Marion: Adult Female – English accent. She is the Maid Marion of the story of Robin Hood, brought forth in the flesh to help the British fight against the Germans. She is in love with Capt. Hood.
Alan-a-Dale: Adult Male – English accent. Also of the Robin Hood legend. He is a minstrel, so his voice should be pleasant, almost musical. In the same battle against the Germans.
Major Forsythe: Adult Male – English Accent. British Officer who has been gravely injured in the battle.
Man 1, 2, and 3: Adult Males – 1 and 2 have American accents, 3 is English/Scottish/Irish. To be voiced by (in no particular order) Alan, Forsythe and the Foley Artist.
Nothing Behind the Door and A Ribbon of Lincoln Green will be directed by Ron Graham.

“Three Sides to a Story” explores each character’s view of a noir-ish “love” triangle that ends tragically for all three.
The roles: Victor: a retired doctor confined to a wheelchair
Frances: his young wife
Clyde: the young handyman

“I Have Been Looking For You” follows a Man and Woman who have loved each other from afar, never meeting until . . . .
The roles: Man: a veteran and business man who has lived his solitary life in search of his boyhood love
Woman: a dream-like presence who has guided Man’s fortunes from afar until fate brings them together
Three Side of a Story and I Have Been Looking for You will be directed by Steve Rodeman.

“Don’t tell me about Halloween” – Themed for the holiday and more light-hearted, the story is a comedy about a man who marries one of the original Salem witches and is given eternal life so long as he remains married to her, and she only shows up once a year on Halloween, so how hard can that be?

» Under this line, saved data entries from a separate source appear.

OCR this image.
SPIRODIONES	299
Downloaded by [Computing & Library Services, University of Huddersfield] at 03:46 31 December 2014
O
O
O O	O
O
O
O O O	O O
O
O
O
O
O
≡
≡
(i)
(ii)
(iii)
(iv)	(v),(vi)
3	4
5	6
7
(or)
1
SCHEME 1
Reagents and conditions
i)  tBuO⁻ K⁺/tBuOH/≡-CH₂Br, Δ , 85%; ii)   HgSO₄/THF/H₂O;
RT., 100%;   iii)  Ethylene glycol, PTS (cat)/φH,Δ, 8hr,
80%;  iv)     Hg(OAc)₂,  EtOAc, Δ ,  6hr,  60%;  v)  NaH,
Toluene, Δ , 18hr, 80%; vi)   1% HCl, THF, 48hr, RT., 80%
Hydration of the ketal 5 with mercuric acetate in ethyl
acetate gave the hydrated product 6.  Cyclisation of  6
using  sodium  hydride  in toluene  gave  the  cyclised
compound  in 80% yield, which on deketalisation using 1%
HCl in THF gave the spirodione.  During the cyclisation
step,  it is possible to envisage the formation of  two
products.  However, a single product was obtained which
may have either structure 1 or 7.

“The man who knew everything” – Another quirky episode – a comedy about a man who, literally, knows everything, including the unfortunate circumstances that are awaiting you, the listener, if he’d only get around to telling you how to save yourself in time.
Here’s what director Dan DePrez says about these two shows: “I was a big fan of old-time radio when I was a kid I still love the idea of a movie in my mind that only I can see; that’s what radio drama is about to me. I wasn’t familiar with “Quiet Please” before OTA found it. Radio, to me, is perfect for horror and suspense. The Halloween script is standard radio drama but it has a nasty bite that I hope we can bring out.
“Of the main characters, Craig should sound experienced, world-weary and anxious, while Candace should be both unmovable and sexy. The contrast between her “loving” comments and her domination of others should be as striking as possible. The only special talent Alicia requires is to sound good sobbing uncontrollably in the background. I’m planning on using the same actor as both “Announcer” and as the Forest Ranger, so I’ll ask to hear each actor’s “announcer” voice.”